「本当は危険だから行かせたくないところなんじゃが、鳴鈴実を一人にしてしまうのはもっと危険だ。
不本意だが鳴鈴実には大会に着いて来てもらう。
試合中はわしと一緒にオーナー席にいてもらうとするか。」
大会2日前。
霊界から様子を見にきたコエンマ。
「鳴鈴実は補欠として俺達の傍にいさせる。」
幽助はコエンマの意見に反した。
「昨日の夜みんなで話し合ってたんです。
オーナー席でもしもの事があっては対処出来ない。
そうですよね、飛影?」
蔵馬は意味ありげに飛影を見た。
「フン。そばに置いておくのが一番安全だ。」
そう言ってプイっと視線を逸らす。
「いーじゃねーか。
鳴鈴実が会場にいてくれた方が俺達も安心して戦えるし。
何かあっても必ず守ってみせっからよ。」
幽助はコエンマの肩に腕をまわした。
「鳴鈴実はそれでいいのか?」
みんなの視線は私に集中した。
昨日その話をしていたのは知っていたが、私は久しぶりにみんな揃っての夕食が嬉しくて、話そっちのけで張り切って台所で夕食の準備をしていた。
みんな私がどうしたいかは未確認のまま話を進めていたのだ。
「出来るならみんなのそばにいたいかな。
私もそれが一番安全だと思うし、それに役にも立てると思う。
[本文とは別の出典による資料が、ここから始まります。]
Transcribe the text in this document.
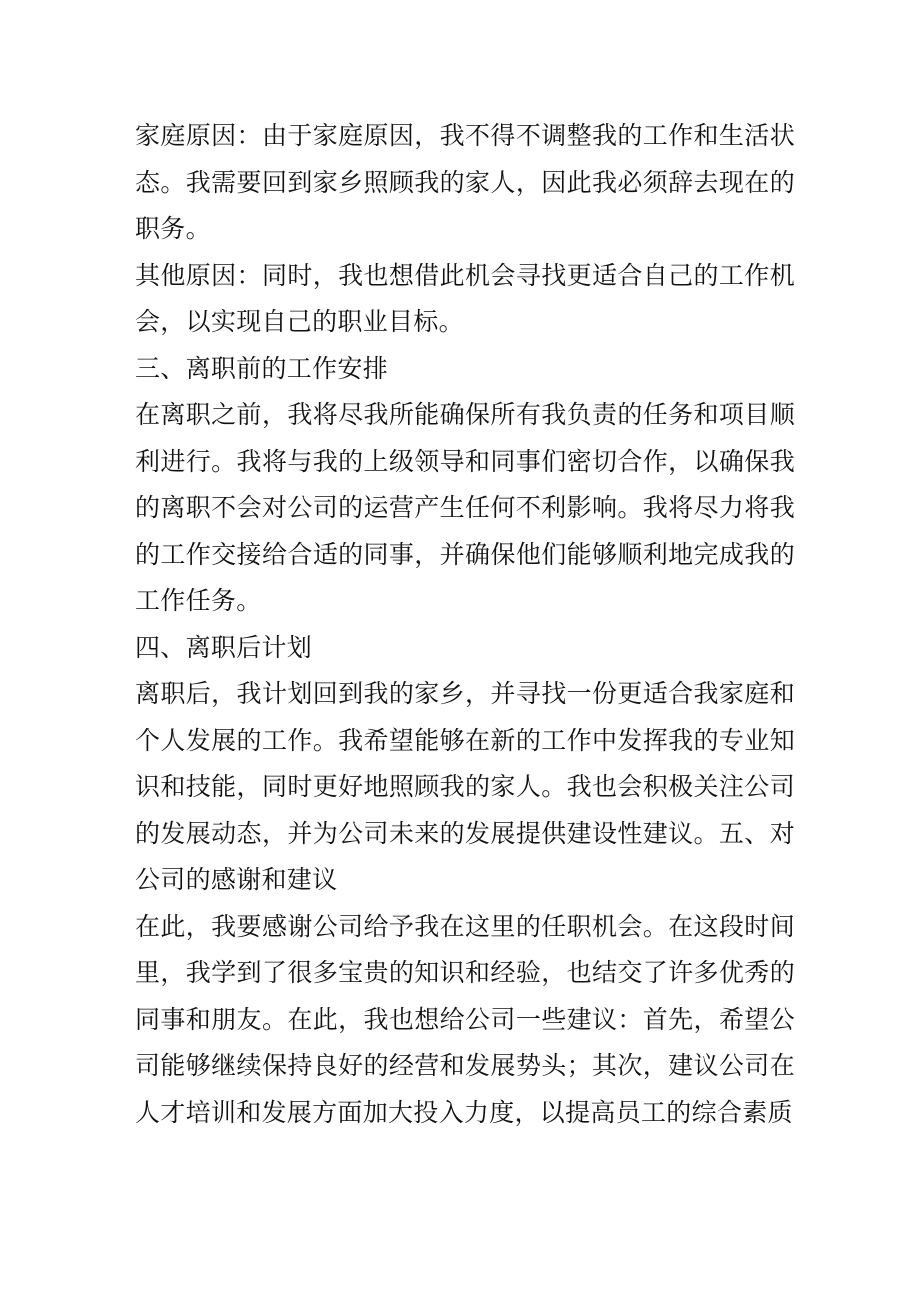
家庭原因：由于家庭原因，我不得不调整我的工作和生活状态。我需要回到家乡照顾我的家人，因此我必须辞去现在的职务。

其他原因：同时，我也想借此机会寻找更适合自己的工作机会，以实现自己的职业目标。

三、离职前的工作安排

在离职之前，我将尽我所能确保所有我负责的任务和项目顺利进行。我将与我的上级领导和同事们密切合作，以确保我的离职不会对公司的运营产生任何不利影响。我将尽力将我的工作交接给合适的同事，并确保他们能够顺利地完成我的工作任务。

四、离职后计划

离职后，我计划回到我的家乡，并寻找一份更适合我家庭和个人发展的工作。我希望能够在新的工作中发挥我的专业知识和技能，同时更好地照顾我的家人。我也会积极关注公司的发展动态，并为公司未来的发展提供建设性建议。五、对公司的感谢和建议

在此，我要感谢公司给予我在这里的任职机会。在这段时间里，我学到了很多宝贵的知识和经验，也结交了许多优秀的同事和朋友。在此，我也想给公司一些建议：首先，希望公司能够继续保持良好的经营和发展势头；其次，建议公司在人才培训和发展方面加大投入力度，以提高员工的综合素质
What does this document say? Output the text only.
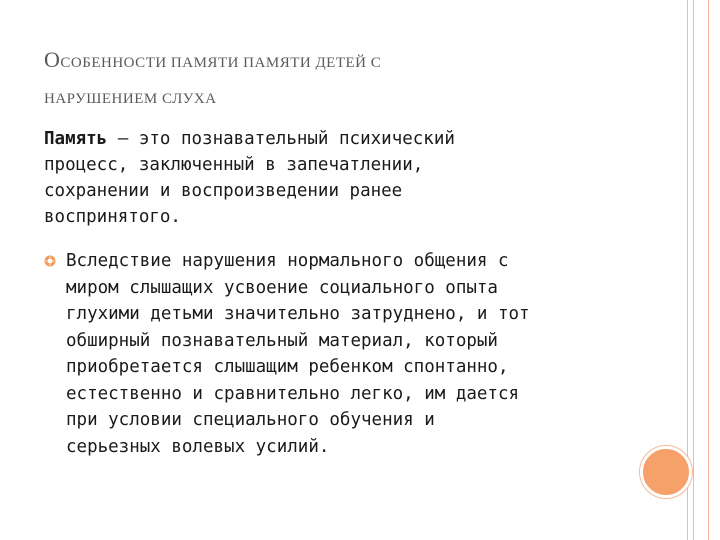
ОСОБЕННОСТИ ПАМЯТИ ПАМЯТИ ДЕТЕЙ С
НАРУШЕНИЕМ СЛУХА
Память – это познавательный психический
процесс, заключенный в запечатлении,
сохранении и воспроизведении ранее
воспринятого.
Вследствие нарушения нормального общения с
миром слышащих усвоение социального опыта
глухими детьми значительно затруднено, и тот
обширный познавательный материал, который
приобретается слышащим ребенком спонтанно,
естественно и сравнительно легко, им дается
при условии специального обучения и
серьезных волевых усилий.
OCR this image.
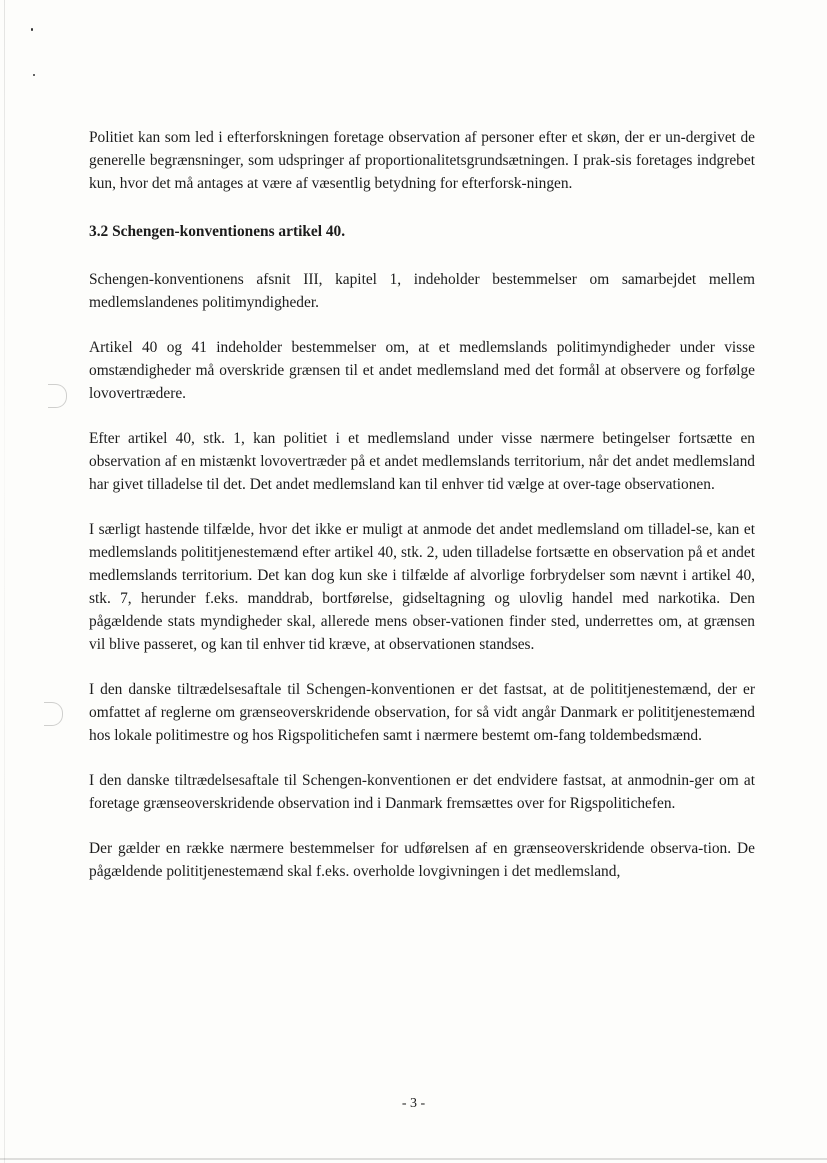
Politiet kan som led i efterforskningen foretage observation af personer efter et skøn, der er un-dergivet de generelle begrænsninger, som udspringer af proportionalitetsgrundsætningen. I prak-sis foretages indgrebet kun, hvor det må antages at være af væsentlig betydning for efterforsk-ningen.

3.2 Schengen-konventionens artikel 40.

Schengen-konventionens afsnit III, kapitel 1, indeholder bestemmelser om samarbejdet mellem medlemslandenes politimyndigheder.

Artikel 40 og 41 indeholder bestemmelser om, at et medlemslands politimyndigheder under visse omstændigheder må overskride grænsen til et andet medlemsland med det formål at observere og forfølge lovovertrædere.

Efter artikel 40, stk. 1, kan politiet i et medlemsland under visse nærmere betingelser fortsætte en observation af en mistænkt lovovertræder på et andet medlemslands territorium, når det andet medlemsland har givet tilladelse til det. Det andet medlemsland kan til enhver tid vælge at over-tage observationen.

I særligt hastende tilfælde, hvor det ikke er muligt at anmode det andet medlemsland om tilladel-se, kan et medlemslands polititjenestemænd efter artikel 40, stk. 2, uden tilladelse fortsætte en observation på et andet medlemslands territorium. Det kan dog kun ske i tilfælde af alvorlige forbrydelser som nævnt i artikel 40, stk. 7, herunder f.eks. manddrab, bortførelse, gidseltagning og ulovlig handel med narkotika. Den pågældende stats myndigheder skal, allerede mens obser-vationen finder sted, underrettes om, at grænsen vil blive passeret, og kan til enhver tid kræve, at observationen standses.

I den danske tiltrædelsesaftale til Schengen-konventionen er det fastsat, at de polititjenestemænd, der er omfattet af reglerne om grænseoverskridende observation, for så vidt angår Danmark er polititjenestemænd hos lokale politimestre og hos Rigspolitichefen samt i nærmere bestemt om-fang toldembedsmænd.

I den danske tiltrædelsesaftale til Schengen-konventionen er det endvidere fastsat, at anmodnin-ger om at foretage grænseoverskridende observation ind i Danmark fremsættes over for Rigspolitichefen.

Der gælder en række nærmere bestemmelser for udførelsen af en grænseoverskridende observa-tion. De pågældende polititjenestemænd skal f.eks. overholde lovgivningen i det medlemsland,

- 3 -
」
「だがあんな場所でお前が怪我人を治しでもしたら癒術師である事が大々的にバレて余計に危険になるではないか!?」
「遅かれ早かれ結局はばれる事だし。
でも私のそばには浦飯チームのみんながいるって認識付けが出来ると思うの。
人間界でも霊界でも、魔界でも。どの世界にいても誰かがいてくれるって。」
「それはそうじゃが…。」
「コエンマお願!!私はみんなのそばにいたい。」
私はまっすぐコエンマを見た。
「この1か月半、鳴鈴実にも多少の修行は付けたつもりだよ。」
黙っていた玄海さんが助け舟を出してくれた。
昼間の空いた時間に私は蔵馬や飛影、玄海さんは私に修行を付けてくれた。
そりゃ幽助や桑原君に比べたら遊びのようなものだったかもしれないけど、普通の人間やチンピラみたいな妖怪くらいなら自分で何とか出来るようにはなっていた。
「心配するな。
鳴鈴実は俺が守ってやる。一緒に来い。」
「俺達がだろ!?」
飛影の一言に桑原が突っ込んだ。
「お前が一番鳴鈴実の世話になるかも知れんな。」
飛影と桑原君がじゃれあい始めると、コエンマは少し考えると諦めたように好きにしろと言ってくれた。
こうして私は大会に補欠として会場入りする事が決まった。